8th Speaker of the Virginia House of Burgesses
- In office July 5, 1653 – July 6, 1653
- Preceded by: Thomas Dew
- Succeeded by: William Whitby

Member of the Virginia Governor's Council
- In office 1651

Member of the House of Burgesses representing James City County
- In office 1653 Serving with Henry Soane, Abraham Watson, William Whittaker
- Preceded by: Robert Wetherall
- Succeeded by: Thomas Dipnall
- In office 1649 Serving with William Barrett, John Dunston, George Read, Thomas Swann, William Whitaker
- Preceded by: Bridges Freeman
- Succeeded by: John Fludd
- In office 1645-1646 Serving with John Flood, Ambrose Harmer, Peter Ridley, George Stevens, George Jordan, Thomas Lovinge, Robert Shepeard
- Preceded by: William Barrett
- Succeeded by: William Davis

Member of the House of Burgesses representing Charles City County
- In office 1642-1643 Serving with Walter Aston, Edward Hill, Joseph Johnson, Thomas Stegg
- Preceded by: Francis Eppes
- Succeeded by: John Bishop

Personal details
- Born: 20 March 1607 Bristol, England
- Died: 1653 (aged 45–46) Jamestown, Colony of Virginia
- Spouse: Elizabeth
- Children: Walter Chiles Jr.
- Occupation: Merchant, planter, politician, soldier

Military service
- Branch/service: Virginia militia
- Unit: Lieutenant colonel

= Walter Chiles =

Virginia politician and merchant

Walter Chiles (died 1653) was an English merchant who emigrated to the Colony of Virginia where in addition to his business interests, he became a prominent planter, military officer and politician who at times represented Charles City County and James City County in the House of Burgesses, as well as briefly served on the Virginia Governor's Council and as Speaker of the House of Burgesses until removed by Governor WIlliam Berkeley because of a conflict of interest in ongoing litigation.

==Early life==
Chiles was born in Bristol, England, and sailed to the Colony of Virginia with his wife and at least two of their sons.

==Career==

Chiles moved to Virginia around 1638 and immediately invested in real estate, patenting 400 acres in Charles City County along the Appomattox River, using as headrights his wife Elizabeth, sons Walter and William, and four other people for whose passage he paid. In 1649, he patented another 813 acres in what was then Charles City County, but which lay on the other side of the James (and Appomattox) Rivers in what became Prince George County. A March 23, 1649 document identifies Chiles as a merchant; it memorialized the sale to him by Governor William Berkeley of a lot in urban Jamestown (the seat of James City County and of the colony's government) with a brick house that had previously housed Secretary Richard Kemp and later Sir Francis Wyatt. Chiles made it his residence, and also acquired several other lots, as well as 70 acres at Black Point on the island's eastern end. Chiles also purchased servants from William Edwards.
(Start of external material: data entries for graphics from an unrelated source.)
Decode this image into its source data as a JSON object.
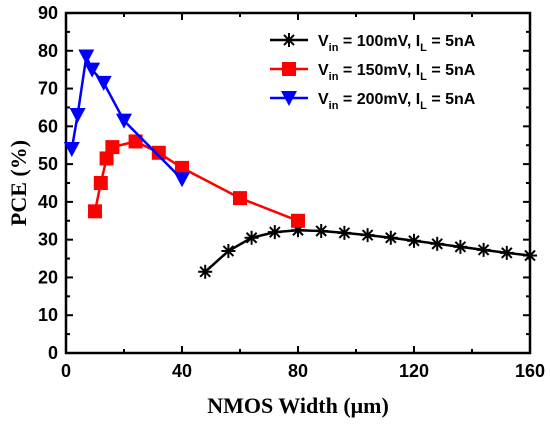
{
  "chart_data": {
    "type": "line",
    "xlabel": "NMOS Width (μm)",
    "ylabel": "PCE (%)",
    "xlim": [
      0,
      160
    ],
    "ylim": [
      0,
      90
    ],
    "xticks": [
      0,
      40,
      80,
      120,
      160
    ],
    "yticks": [
      0,
      10,
      20,
      30,
      40,
      50,
      60,
      70,
      80,
      90
    ],
    "grid": false,
    "legend_position": "top-right",
    "series": [
      {
        "name": "Vin = 100mV, IL = 5nA",
        "legend": {
          "v": "V",
          "vsub": "in",
          "mid": " = 100mV, I",
          "isub": "L",
          "tail": " = 5nA"
        },
        "color": "#000000",
        "marker": "asterisk",
        "x": [
          48,
          56,
          64,
          72,
          80,
          88,
          96,
          104,
          112,
          120,
          128,
          136,
          144,
          152,
          160
        ],
        "y": [
          21.5,
          27,
          30.5,
          32,
          32.5,
          32.3,
          31.8,
          31.2,
          30.5,
          29.7,
          28.9,
          28.1,
          27.3,
          26.5,
          25.8
        ]
      },
      {
        "name": "Vin = 150mV, IL = 5nA",
        "legend": {
          "v": "V",
          "vsub": "in",
          "mid": " = 150mV, I",
          "isub": "L",
          "tail": " = 5nA"
        },
        "color": "#ff0000",
        "marker": "square",
        "x": [
          10,
          12,
          14,
          16,
          24,
          32,
          40,
          60,
          80
        ],
        "y": [
          37.5,
          45,
          51.5,
          54.5,
          56,
          53,
          49,
          41,
          35
        ]
      },
      {
        "name": "Vin = 200mV, IL = 5nA",
        "legend": {
          "v": "V",
          "vsub": "in",
          "mid": " = 200mV, I",
          "isub": "L",
          "tail": " = 5nA"
        },
        "color": "#0000ff",
        "marker": "triangle-down",
        "x": [
          2,
          4,
          7,
          9,
          13,
          20,
          40
        ],
        "y": [
          54,
          63,
          78.5,
          75,
          71.5,
          61.5,
          46
        ]
      }
    ]
  }
}
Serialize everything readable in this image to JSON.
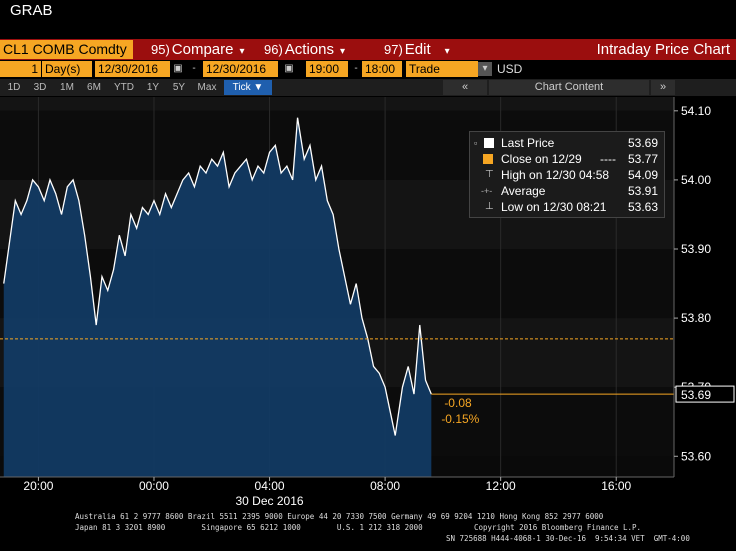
{
  "header": {
    "grab_label": "GRAB"
  },
  "toolbar": {
    "security": "CL1 COMB Comdty",
    "compare_num": "95)",
    "compare_label": "Compare",
    "actions_num": "96)",
    "actions_label": "Actions",
    "edit_num": "97)",
    "edit_label": "Edit",
    "title": "Intraday Price Chart"
  },
  "settings": {
    "period_value": "1",
    "period_unit": "Day(s)",
    "start_date": "12/30/2016",
    "end_date": "12/30/2016",
    "start_time": "19:00",
    "end_time": "18:00",
    "event": "Trade",
    "currency": "USD"
  },
  "ranges": {
    "items": [
      "1D",
      "3D",
      "1M",
      "6M",
      "YTD",
      "1Y",
      "5Y",
      "Max",
      "Tick ▼"
    ],
    "selected": "Tick ▼",
    "collapse_left": "«",
    "collapse_right": "»",
    "chart_content": "Chart Content"
  },
  "legend": {
    "last_price": {
      "label": "Last Price",
      "value": "53.69"
    },
    "close": {
      "label": "Close on 12/29",
      "dashes": "----",
      "value": "53.77"
    },
    "high": {
      "label": "High on 12/30 04:58",
      "value": "54.09"
    },
    "average": {
      "label": "Average",
      "value": "53.91"
    },
    "low": {
      "label": "Low on 12/30 08:21",
      "value": "53.63"
    }
  },
  "annotations": {
    "change": "-0.08",
    "change_pct": "-0.15%",
    "last_tag": "53.69"
  },
  "colors": {
    "accent_orange": "#f6a623",
    "toolbar_red": "#9b0e0e",
    "area_fill": "#123a63",
    "line": "#ffffff",
    "close_line": "#f6a623"
  },
  "chart_data": {
    "type": "area",
    "title": "Intraday Price Chart",
    "x_axis_date": "30 Dec 2016",
    "x_tick_labels": [
      "20:00",
      "00:00",
      "04:00",
      "08:00",
      "12:00",
      "16:00"
    ],
    "y_tick_labels": [
      "54.10",
      "54.00",
      "53.90",
      "53.80",
      "53.70",
      "53.60"
    ],
    "ylim": [
      53.57,
      54.12
    ],
    "x_range_hours": [
      -5.33,
      18.0
    ],
    "previous_close": 53.77,
    "last_price": 53.69,
    "series": [
      {
        "x_hours": [
          -5.2,
          -5.0,
          -4.8,
          -4.6,
          -4.4,
          -4.2,
          -4.0,
          -3.8,
          -3.6,
          -3.4,
          -3.2,
          -3.0,
          -2.8,
          -2.6,
          -2.4,
          -2.2,
          -2.0,
          -1.8,
          -1.6,
          -1.4,
          -1.2,
          -1.0,
          -0.8,
          -0.6,
          -0.4,
          -0.2,
          0.0,
          0.2,
          0.4,
          0.6,
          0.8,
          1.0,
          1.2,
          1.4,
          1.6,
          1.8,
          2.0,
          2.2,
          2.4,
          2.6,
          2.8,
          3.0,
          3.2,
          3.4,
          3.6,
          3.8,
          4.0,
          4.2,
          4.4,
          4.6,
          4.8,
          4.97,
          5.2,
          5.4,
          5.6,
          5.8,
          6.0,
          6.2,
          6.4,
          6.6,
          6.8,
          7.0,
          7.2,
          7.4,
          7.6,
          7.8,
          8.0,
          8.2,
          8.35,
          8.6,
          8.8,
          9.0,
          9.2,
          9.4,
          9.6
        ],
        "values": [
          53.85,
          53.91,
          53.97,
          53.95,
          53.97,
          54.0,
          53.99,
          53.97,
          54.0,
          53.98,
          53.95,
          53.99,
          54.0,
          53.97,
          53.92,
          53.86,
          53.79,
          53.86,
          53.84,
          53.87,
          53.92,
          53.89,
          53.95,
          53.93,
          53.96,
          53.95,
          53.97,
          53.95,
          53.98,
          53.96,
          53.98,
          54.0,
          54.01,
          53.99,
          54.02,
          54.01,
          54.03,
          54.02,
          54.04,
          53.99,
          54.01,
          54.02,
          54.03,
          54.0,
          54.02,
          54.01,
          54.04,
          54.05,
          54.01,
          54.02,
          54.0,
          54.09,
          54.03,
          54.05,
          54.0,
          54.02,
          53.97,
          53.95,
          53.9,
          53.86,
          53.82,
          53.85,
          53.8,
          53.77,
          53.73,
          53.72,
          53.7,
          53.66,
          53.63,
          53.7,
          53.73,
          53.69,
          53.79,
          53.71,
          53.69
        ]
      }
    ]
  },
  "footer": {
    "line1": "Australia 61 2 9777 8600 Brazil 5511 2395 9000 Europe 44 20 7330 7500 Germany 49 69 9204 1210 Hong Kong 852 2977 6000",
    "line2_left": "Japan 81 3 3201 8900        Singapore 65 6212 1000        U.S. 1 212 318 2000",
    "line2_right": "Copyright 2016 Bloomberg Finance L.P.",
    "line3": "SN 725688 H444-4068-1 30-Dec-16  9:54:34 VET  GMT-4:00"
  }
}
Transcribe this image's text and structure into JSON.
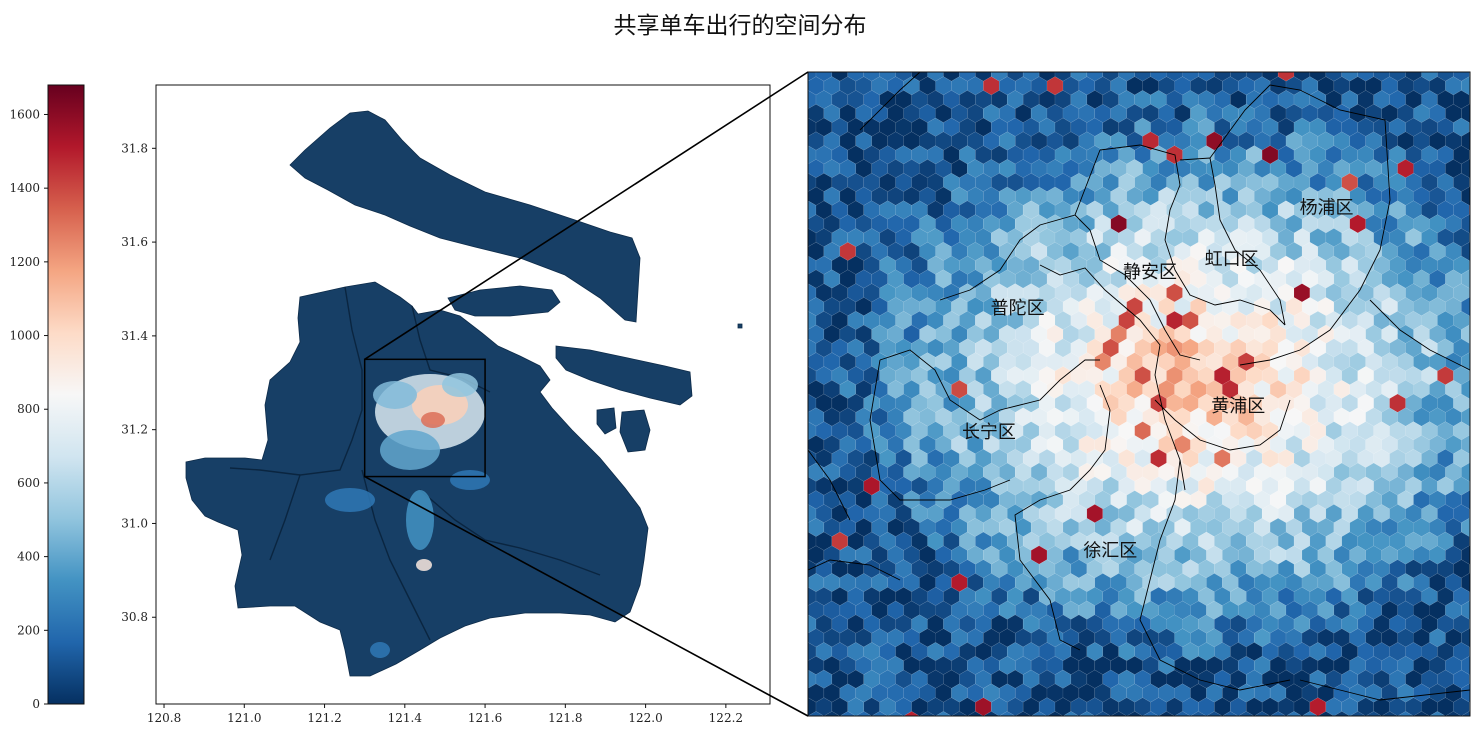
{
  "title": "共享单车出行的空间分布",
  "colorbar": {
    "ticks": [
      0,
      200,
      400,
      600,
      800,
      1000,
      1200,
      1400,
      1600
    ],
    "vmin": 0,
    "vmax": 1680,
    "colormap": [
      "#053061",
      "#2166ac",
      "#4393c3",
      "#92c5de",
      "#d1e5f0",
      "#f7f7f7",
      "#fddbc7",
      "#f4a582",
      "#d6604d",
      "#b2182b",
      "#67001f"
    ]
  },
  "map": {
    "x_ticks": [
      "120.8",
      "121.0",
      "121.2",
      "121.4",
      "121.6",
      "121.8",
      "122.0",
      "122.2"
    ],
    "y_ticks": [
      "31.8",
      "31.6",
      "31.4",
      "31.2",
      "31.0",
      "30.8"
    ],
    "x_range": [
      120.78,
      122.31
    ],
    "y_range": [
      30.615,
      31.935
    ],
    "zoom_box": {
      "lon": [
        121.3,
        121.6
      ],
      "lat": [
        31.1,
        31.35
      ]
    },
    "land_color": "#173f66",
    "hexbin_metric": "count"
  },
  "inset": {
    "districts": [
      {
        "name": "杨浦区",
        "lon": 121.535,
        "lat": 31.295
      },
      {
        "name": "虹口区",
        "lon": 121.492,
        "lat": 31.275
      },
      {
        "name": "静安区",
        "lon": 121.455,
        "lat": 31.27
      },
      {
        "name": "普陀区",
        "lon": 121.395,
        "lat": 31.256
      },
      {
        "name": "黄浦区",
        "lon": 121.495,
        "lat": 31.218
      },
      {
        "name": "长宁区",
        "lon": 121.382,
        "lat": 31.208
      },
      {
        "name": "徐汇区",
        "lon": 121.437,
        "lat": 31.162
      }
    ]
  }
}
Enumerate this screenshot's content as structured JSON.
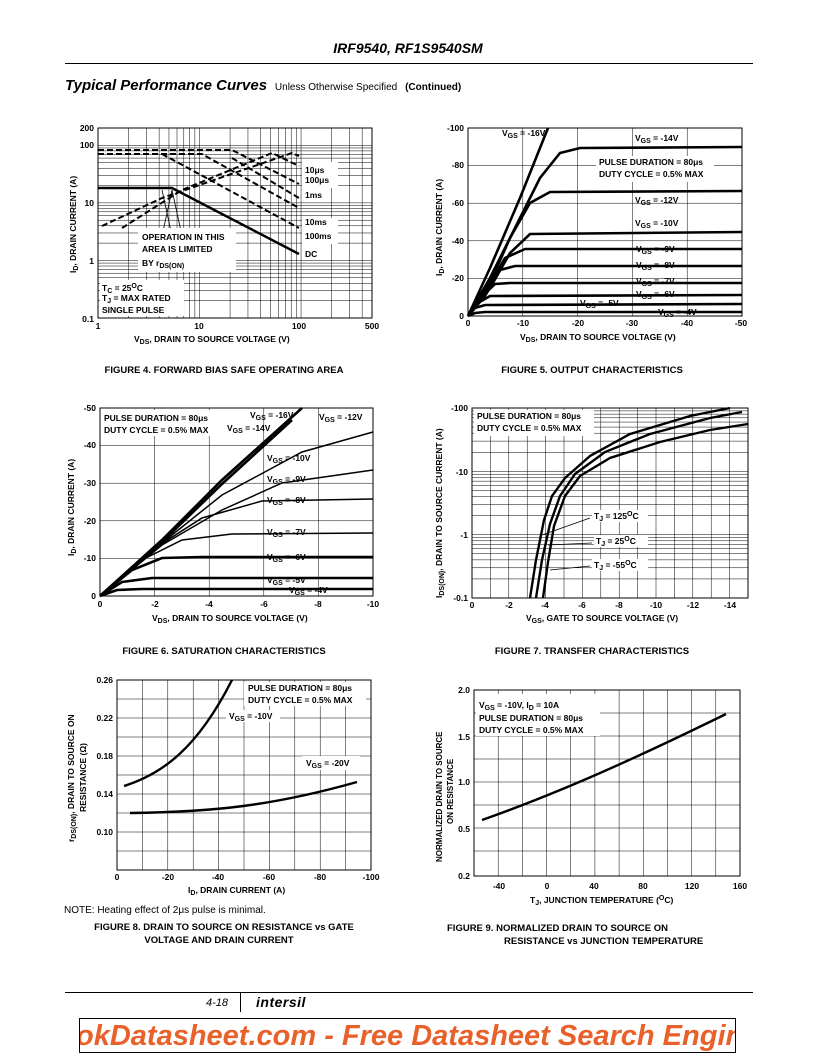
{
  "header": {
    "title": "IRF9540, RF1S9540SM"
  },
  "section": {
    "title": "Typical Performance Curves",
    "subtitle": "Unless Otherwise Specified",
    "continued": "(Continued)"
  },
  "figures": {
    "fig4": {
      "caption": "FIGURE 4.  FORWARD BIAS SAFE OPERATING AREA",
      "ylabel": "I_D, DRAIN CURRENT (A)",
      "xlabel": "V_DS, DRAIN TO SOURCE VOLTAGE (V)",
      "y_ticks": [
        "200",
        "100",
        "10",
        "1",
        "0.1"
      ],
      "x_ticks": [
        "1",
        "10",
        "100",
        "500"
      ],
      "annotations": {
        "op_line1": "OPERATION IN THIS",
        "op_line2": "AREA IS LIMITED",
        "op_line3": "BY r",
        "op_sub": "DS(ON)",
        "tc": "T",
        "tc_sub": "C",
        "tc_rest": " = 25",
        "tc_sup": "O",
        "tc_unit": "C",
        "tj": "T",
        "tj_sub": "J",
        "tj_rest": " = MAX RATED",
        "single": "SINGLE PULSE",
        "p10us": "10μs",
        "p100us": "100μs",
        "p1ms": "1ms",
        "p10ms": "10ms",
        "p100ms": "100ms",
        "dc": "DC"
      }
    },
    "fig5": {
      "caption": "FIGURE 5.  OUTPUT CHARACTERISTICS",
      "ylabel": "I_D, DRAIN CURRENT (A)",
      "xlabel": "V_DS, DRAIN TO SOURCE VOLTAGE (V)",
      "y_ticks": [
        "-100",
        "-80",
        "-60",
        "-40",
        "-20",
        "0"
      ],
      "x_ticks": [
        "0",
        "-10",
        "-20",
        "-30",
        "-40",
        "-50"
      ],
      "pulse1": "PULSE DURATION = 80μs",
      "pulse2": "DUTY CYCLE = 0.5% MAX",
      "labels": [
        "-16V",
        "-14V",
        "-12V",
        "-10V",
        "-9V",
        "-8V",
        "-7V",
        "-6V",
        "-5V",
        "-4V"
      ]
    },
    "fig6": {
      "caption": "FIGURE 6.  SATURATION CHARACTERISTICS",
      "ylabel": "I_D, DRAIN CURRENT (A)",
      "xlabel": "V_DS, DRAIN TO SOURCE VOLTAGE (V)",
      "y_ticks": [
        "-50",
        "-40",
        "-30",
        "-20",
        "-10",
        "0"
      ],
      "x_ticks": [
        "0",
        "-2",
        "-4",
        "-6",
        "-8",
        "-10"
      ],
      "pulse1": "PULSE DURATION = 80μs",
      "pulse2": "DUTY CYCLE = 0.5% MAX",
      "labels": [
        "-16V",
        "-12V",
        "-14V",
        "-10V",
        "-9V",
        "-8V",
        "-7V",
        "-6V",
        "-5V",
        "-4V"
      ]
    },
    "fig7": {
      "caption": "FIGURE 7.  TRANSFER CHARACTERISTICS",
      "ylabel": "I_DS(ON), DRAIN TO SOURCE CURRENT (A)",
      "xlabel": "V_GS, GATE TO SOURCE VOLTAGE (V)",
      "y_ticks": [
        "-100",
        "-10",
        "-1",
        "-0.1"
      ],
      "x_ticks": [
        "0",
        "-2",
        "-4",
        "-6",
        "-8",
        "-10",
        "-12",
        "-14"
      ],
      "pulse1": "PULSE DURATION = 80μs",
      "pulse2": "DUTY CYCLE = 0.5% MAX",
      "labels": [
        "125",
        "25",
        "-55"
      ]
    },
    "fig8": {
      "caption1": "FIGURE 8.  DRAIN TO SOURCE ON RESISTANCE vs GATE",
      "caption2": "VOLTAGE AND DRAIN CURRENT",
      "ylabel1": "r_DS(ON), DRAIN TO SOURCE ON",
      "ylabel2": "RESISTANCE (Ω)",
      "xlabel": "I_D, DRAIN CURRENT (A)",
      "y_ticks": [
        "0.26",
        "0.22",
        "0.18",
        "0.14",
        "0.10"
      ],
      "x_ticks": [
        "0",
        "-20",
        "-40",
        "-60",
        "-80",
        "-100"
      ],
      "pulse1": "PULSE DURATION = 80μs",
      "pulse2": "DUTY CYCLE = 0.5% MAX",
      "labels": [
        "-10V",
        "-20V"
      ]
    },
    "fig9": {
      "caption1": "FIGURE 9.  NORMALIZED DRAIN TO SOURCE ON",
      "caption2": "RESISTANCE vs JUNCTION TEMPERATURE",
      "ylabel1": "NORMALIZED DRAIN TO SOURCE",
      "ylabel2": "ON RESISTANCE",
      "xlabel": "T_J, JUNCTION TEMPERATURE (OC)",
      "y_ticks": [
        "2.0",
        "1.5",
        "1.0",
        "0.5",
        "0.2"
      ],
      "x_ticks": [
        "-40",
        "0",
        "40",
        "80",
        "120",
        "160"
      ],
      "cond1": "V_GS = -10V, I_D = 10A",
      "pulse1": "PULSE DURATION = 80μs",
      "pulse2": "DUTY CYCLE = 0.5% MAX"
    }
  },
  "note": "NOTE:  Heating effect of 2μs pulse is minimal.",
  "footer": {
    "page": "4-18",
    "brand": "intersil"
  },
  "banner": "okDatasheet.com - Free Datasheet Search Engine"
}
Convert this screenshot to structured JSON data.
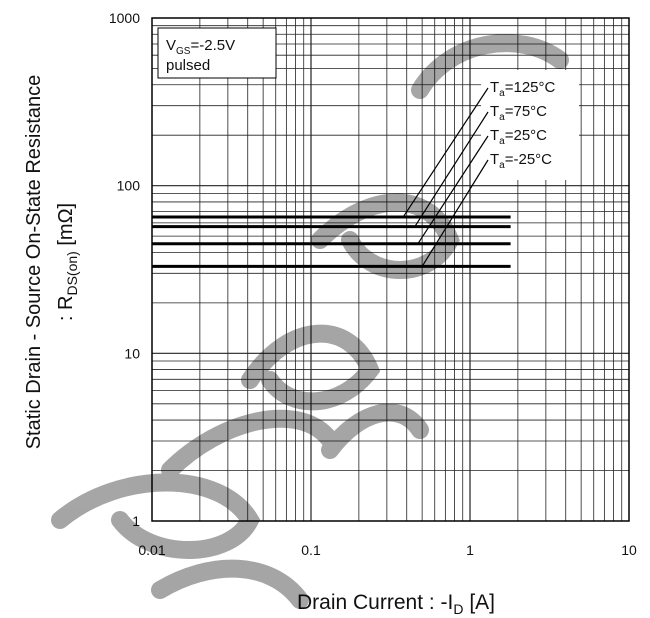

Chiles also owned at least one ship, the Fame of Virginia which was confiscated by a privateer Capt. Richard Husband near Northumberland County, for having sailed from Rotterdam without a license (or for trading with the enemy during the periodic Anglo-Dutch wars). Despite a Northampton Court's order to release the vessel to Chiles, Capt. Husband sailed it from the colony, in a dispute that reached the General Assembly while Chiles was a candidate for its speakership, as discussed below.

Charles City County voters first elected Chiles as one of their representatives in the House of Burgesses in 1642, and re-elected him, but by 1645, he had become one of the elected representatives for nearly James City County. Chiles had clearly moved to James City County by 1646, and on and off from 1645 to 1653, he represented that county as a burgess. Chiles also served at least briefly in the legislature's upper house, the Governor's Council, having taken an oath of office in 1651 (the same year in which he took an oath as Lieutenant Colonel of militia), but was removed the following year because of his involvement in illegal trading with the Netherlands. Nonetheless, fellow burgesses elected Chiles Speaker of the Virginia House of Burgesses at the July 1653 session, but Governor Bennett forced his resignation the following day, based on his conflict of interest in the upcoming maritime case.

==Death and legacy==

Chiles died, probably in Jamestown and probably in the winter of 1654-1655. His son and principal heir, Walter Chiles II also served as a burgess, representing James City County thrice beginning in 1659. He married Mary Page, daughter of Col. John Page, likewise a merchant and member of the Virginia House of Burgesses.